Un film d’Emmanuel Gras
KMBO
Après le documentaire J’veux du soleil, de François Ruffin et Gilles Perret, et la fiction La Fracture, de Catherine Corsini, c’est au tour d’Emmanuel Gras de consacrer un long métrage aux « gilets jaunes ». Son choix s’est porté sur Chartres, ville moyenne proche de Paris et pourtant bien éloignée des préoccupations du pouvoir.
C’est sur l’un de ces fameux ronds-points de zone périurbaine, convertis comme tant d’autres en agora, que démarre le film, dans une ambiance presque tribale. Malgré la nuit et la neige, on fait cercle autour du feu, on désigne ses représentants, on planifie les actions à venir, on se galvanise en groupe. Ils sont travailleurs pauvres, intérimaires, retraités, infirmières, instituteurs, ancien SDF et fustigent tous une Ve République minée par le libéralisme, la mondialisation et les inégalités. Parmi eux, Agnès et Nathalie, mères célibataires, ne croyaient pas au mouvement à ses débuts.
La seconde explique son déclic : « Quand tu es dans la misère, tu n’en parles à personne. Le 17 novembre 2018 [considéré comme le point de départ de la mobilisation, NDLR], on s’est rendu compte qu’on n’était pas seuls. » C’est une « vie décente » que réclament ces travailleurs aux abois, las de résoudre cette impossible équation : « Finir le mois avec 1 200 euros et deux gosses. »
Emmanuel Gras montre le déploiement du mouvement et les revendications qui se dessinent : la baisse de la TVA, des impôts et des prix pour les biens de première nécessité, ainsi que l’instauration du fameux référendum d’initiative citoyenne (RIC). Au début, les premières actions se résument au démontage de barrières de péages pour laisser passer gratuitement les usagers du réseau Vinci.
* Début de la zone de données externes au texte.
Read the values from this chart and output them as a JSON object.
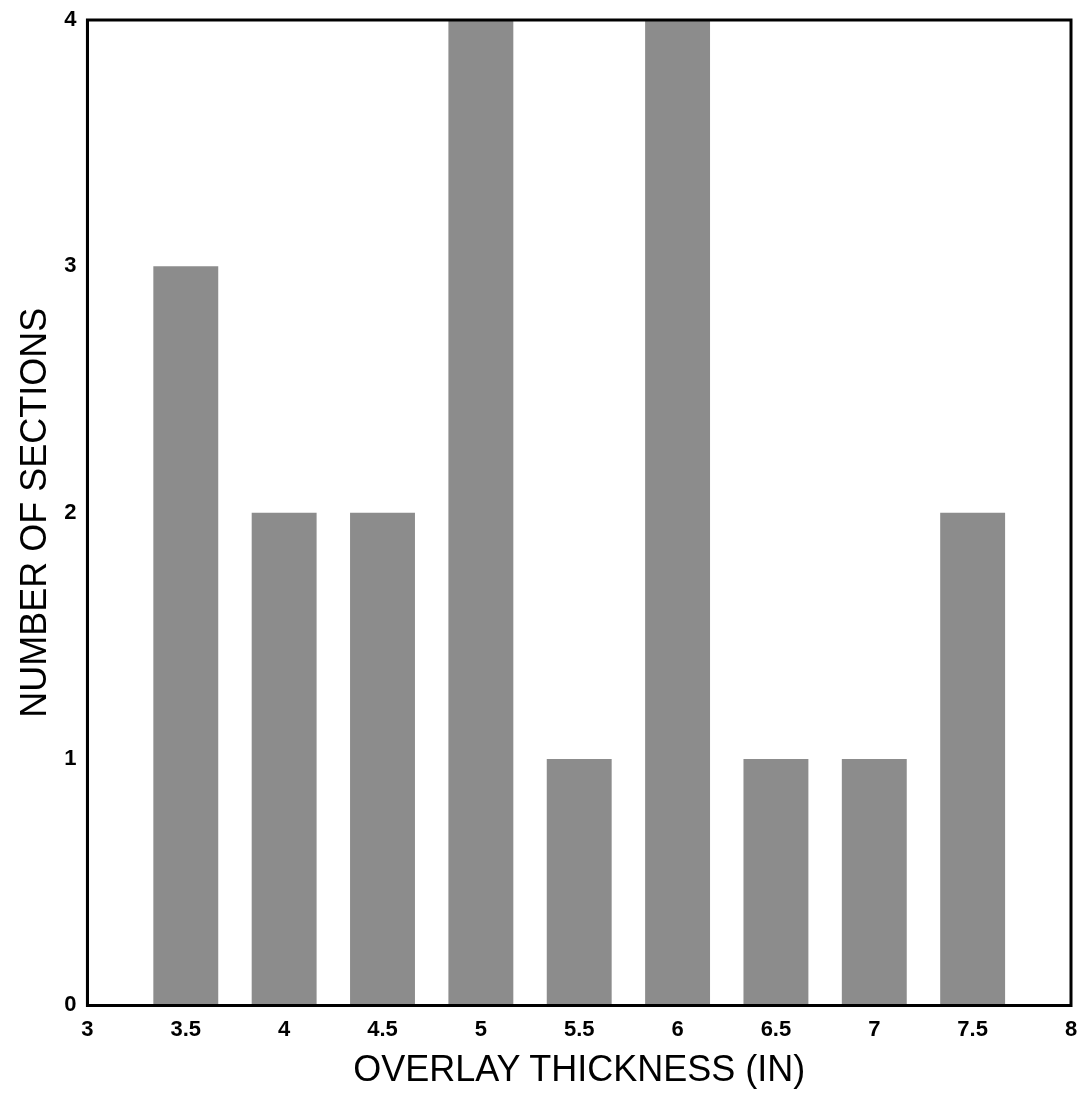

Puis le réalisateur dévoile la structure même du groupe de Chartres, organisé par secteur, chacun doté de porte-parole et de coordinateurs. À travers les discussions, une évidence se fait jour : « Les grandes villes doivent monter à la capitale ! Rester cantonnés dans nos bleds ne sert à rien ! » Et c’est ainsi que, partis d’un rond-point périurbain anonyme, les protagonistes d’Un peuple vont bientôt se retrouver sur le rond-point des ronds-points : la place de l’Étoile. Mais bien qu’ils militent pour une action pacifique, ils tomberont de haut lorsque la violence se déchaînera sur la plus belle avenue du monde. Agnès aura beau s’interposer entre ses troupes et les CRS, il est déjà trop tard. Les pavés volent, les lacrymos crachent et le Fouquet’s prend feu. Quelques mois plus tard, alors que le mouvement s’essouffle et que le spectre du Covid s’étend sur le monde, on retrouve nos « gilets jaunes » à bout de souffle, tels des vétérans en stress post-traumatique. Nathalie déclare, au bord des larmes : « Ce n’est pas depuis les “gilets jaunes” que je me bats, mais depuis toujours. Je n’ai rien volé, on ne m’a rien offert, j’en ai toujours chié pour gagner ma vie. À 50 ans, à part me battre, je n’ai rien fait dans ma vie. » Le film s’achève sur un sentiment d’épuisement général, interrogeant en creux la pérennité du mouvement. La hausse actuelle des prix de l’énergie constitue peut-être un premier élément de réponse.